After forwarding the traffic using the Avi Load Balancer, I can now successfully get to the Nginx web server.
Tremendous visibility of the Avi Load Balancer
One of the things you will be struck by is the visibility you are provided with the Avi Load Balancer. It will detail the virtual service, the virtual infrastructure, the traffic, the experience, security, and many other points of interest for the load balancer.
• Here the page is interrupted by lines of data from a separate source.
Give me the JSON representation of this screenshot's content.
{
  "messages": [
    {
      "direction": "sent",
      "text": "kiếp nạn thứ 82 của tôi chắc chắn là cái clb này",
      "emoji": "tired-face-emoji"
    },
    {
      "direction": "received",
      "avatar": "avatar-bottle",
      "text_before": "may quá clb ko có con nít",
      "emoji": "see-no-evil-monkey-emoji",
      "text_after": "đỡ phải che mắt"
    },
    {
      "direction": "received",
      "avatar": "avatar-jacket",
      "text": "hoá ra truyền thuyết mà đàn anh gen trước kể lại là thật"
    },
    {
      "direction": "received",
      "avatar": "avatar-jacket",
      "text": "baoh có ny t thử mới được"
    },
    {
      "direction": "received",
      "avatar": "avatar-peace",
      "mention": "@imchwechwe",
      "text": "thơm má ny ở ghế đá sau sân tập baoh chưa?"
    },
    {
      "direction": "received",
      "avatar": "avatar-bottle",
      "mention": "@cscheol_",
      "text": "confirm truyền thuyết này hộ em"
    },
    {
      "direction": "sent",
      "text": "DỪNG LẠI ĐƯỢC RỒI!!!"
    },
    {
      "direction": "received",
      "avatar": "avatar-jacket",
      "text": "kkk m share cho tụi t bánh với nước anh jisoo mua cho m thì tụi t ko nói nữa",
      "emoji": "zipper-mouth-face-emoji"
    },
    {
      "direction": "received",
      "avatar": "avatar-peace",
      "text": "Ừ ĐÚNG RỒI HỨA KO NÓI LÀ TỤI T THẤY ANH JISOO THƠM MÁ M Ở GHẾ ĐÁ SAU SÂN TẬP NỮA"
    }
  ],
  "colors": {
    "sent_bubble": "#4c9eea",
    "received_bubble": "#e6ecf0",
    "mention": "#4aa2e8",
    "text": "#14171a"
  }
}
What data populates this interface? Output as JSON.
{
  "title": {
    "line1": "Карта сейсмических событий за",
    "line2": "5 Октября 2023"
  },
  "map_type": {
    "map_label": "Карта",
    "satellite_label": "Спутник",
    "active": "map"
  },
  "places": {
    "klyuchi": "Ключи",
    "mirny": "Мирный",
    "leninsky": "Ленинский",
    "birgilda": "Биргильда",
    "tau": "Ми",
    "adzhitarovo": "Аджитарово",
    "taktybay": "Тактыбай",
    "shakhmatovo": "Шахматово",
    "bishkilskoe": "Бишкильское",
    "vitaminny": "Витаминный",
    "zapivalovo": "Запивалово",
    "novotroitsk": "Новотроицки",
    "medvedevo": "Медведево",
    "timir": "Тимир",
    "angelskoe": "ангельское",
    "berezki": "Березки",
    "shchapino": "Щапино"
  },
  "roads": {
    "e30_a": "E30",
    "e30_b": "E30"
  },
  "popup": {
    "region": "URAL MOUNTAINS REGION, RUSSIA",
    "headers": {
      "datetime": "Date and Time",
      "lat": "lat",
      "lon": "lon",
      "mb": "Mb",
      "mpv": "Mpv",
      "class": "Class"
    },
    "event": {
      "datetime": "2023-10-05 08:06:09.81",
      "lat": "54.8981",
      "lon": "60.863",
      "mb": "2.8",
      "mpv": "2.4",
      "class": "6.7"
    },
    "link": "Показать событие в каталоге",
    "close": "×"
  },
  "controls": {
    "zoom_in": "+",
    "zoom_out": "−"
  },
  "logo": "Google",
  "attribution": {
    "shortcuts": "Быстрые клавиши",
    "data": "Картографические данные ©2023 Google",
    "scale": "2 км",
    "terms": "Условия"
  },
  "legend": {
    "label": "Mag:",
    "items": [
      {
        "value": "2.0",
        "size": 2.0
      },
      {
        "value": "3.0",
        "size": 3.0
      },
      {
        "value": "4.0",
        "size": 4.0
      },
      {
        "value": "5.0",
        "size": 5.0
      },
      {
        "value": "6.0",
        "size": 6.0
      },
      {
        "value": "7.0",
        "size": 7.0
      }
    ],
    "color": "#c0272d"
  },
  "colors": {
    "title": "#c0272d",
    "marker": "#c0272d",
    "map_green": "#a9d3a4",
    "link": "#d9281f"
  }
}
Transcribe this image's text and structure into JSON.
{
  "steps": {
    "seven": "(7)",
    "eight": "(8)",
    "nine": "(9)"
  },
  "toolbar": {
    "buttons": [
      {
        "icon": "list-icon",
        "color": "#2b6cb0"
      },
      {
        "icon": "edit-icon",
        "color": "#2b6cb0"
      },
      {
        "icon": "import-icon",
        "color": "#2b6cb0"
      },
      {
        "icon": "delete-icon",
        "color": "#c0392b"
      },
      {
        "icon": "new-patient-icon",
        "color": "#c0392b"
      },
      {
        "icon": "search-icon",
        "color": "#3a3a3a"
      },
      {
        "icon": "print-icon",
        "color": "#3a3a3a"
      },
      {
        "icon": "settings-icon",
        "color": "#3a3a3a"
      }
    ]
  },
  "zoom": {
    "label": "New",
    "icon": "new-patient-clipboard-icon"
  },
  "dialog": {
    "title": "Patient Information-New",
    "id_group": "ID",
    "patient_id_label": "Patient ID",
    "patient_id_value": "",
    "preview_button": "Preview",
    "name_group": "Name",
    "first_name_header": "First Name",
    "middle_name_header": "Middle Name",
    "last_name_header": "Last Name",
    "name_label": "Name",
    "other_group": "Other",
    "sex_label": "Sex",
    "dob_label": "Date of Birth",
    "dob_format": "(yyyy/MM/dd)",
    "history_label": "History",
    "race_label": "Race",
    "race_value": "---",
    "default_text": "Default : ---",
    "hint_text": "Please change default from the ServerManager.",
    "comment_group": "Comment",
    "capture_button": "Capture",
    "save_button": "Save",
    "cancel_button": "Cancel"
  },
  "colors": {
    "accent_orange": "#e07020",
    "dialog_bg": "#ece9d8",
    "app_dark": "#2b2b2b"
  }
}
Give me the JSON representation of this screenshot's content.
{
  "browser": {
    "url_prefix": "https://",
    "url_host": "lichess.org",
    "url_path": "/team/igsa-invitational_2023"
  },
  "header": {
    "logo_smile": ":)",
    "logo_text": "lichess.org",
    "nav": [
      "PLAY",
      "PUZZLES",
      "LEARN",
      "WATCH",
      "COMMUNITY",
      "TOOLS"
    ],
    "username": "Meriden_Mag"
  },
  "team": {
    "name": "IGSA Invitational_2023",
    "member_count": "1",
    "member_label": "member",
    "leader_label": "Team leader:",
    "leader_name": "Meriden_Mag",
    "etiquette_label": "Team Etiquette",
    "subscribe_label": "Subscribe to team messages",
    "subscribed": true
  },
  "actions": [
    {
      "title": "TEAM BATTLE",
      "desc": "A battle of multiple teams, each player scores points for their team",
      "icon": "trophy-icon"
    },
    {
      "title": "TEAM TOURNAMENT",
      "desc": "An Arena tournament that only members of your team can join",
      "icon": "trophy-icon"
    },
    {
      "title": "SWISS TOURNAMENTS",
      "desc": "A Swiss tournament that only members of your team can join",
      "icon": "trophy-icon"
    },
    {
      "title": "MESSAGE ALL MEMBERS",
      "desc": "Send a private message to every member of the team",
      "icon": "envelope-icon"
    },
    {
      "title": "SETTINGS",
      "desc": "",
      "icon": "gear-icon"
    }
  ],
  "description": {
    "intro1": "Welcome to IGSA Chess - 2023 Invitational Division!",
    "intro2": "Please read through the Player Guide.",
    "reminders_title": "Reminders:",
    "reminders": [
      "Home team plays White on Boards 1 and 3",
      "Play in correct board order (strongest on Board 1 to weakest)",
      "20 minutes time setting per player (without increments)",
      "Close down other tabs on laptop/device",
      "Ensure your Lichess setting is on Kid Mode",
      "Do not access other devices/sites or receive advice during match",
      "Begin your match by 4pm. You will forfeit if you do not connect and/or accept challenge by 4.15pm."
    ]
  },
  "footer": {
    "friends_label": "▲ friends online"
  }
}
If you expand each virtual application, you will see:
- Application name
- Pool
- Virtual network
- Nodes to which the application services are forwarded
- Avi Service Engine
All of these elements are clickable and you can drill into each one to see various metrics, including performance.
Below, I have clicked the name of the virtual service > Health. This shows the health of the application.
You can easily see which clients are connected and from which geolocation.
What about security? You can see an overview of the security of the service on the security tab. This displays information about the SSL and the score of the SSL connection.
Concluding
The Avi Load Balancer VMware Standalone Install is easily accomplished by deploying the AVI OVA appliance, configuring the installation of Avi and then setting up the Virtual Service to forward traffic to your endpoints. Avi provides some of the best visibility you will see with rich analytics and metrics all viewable from the Avi Controller interface.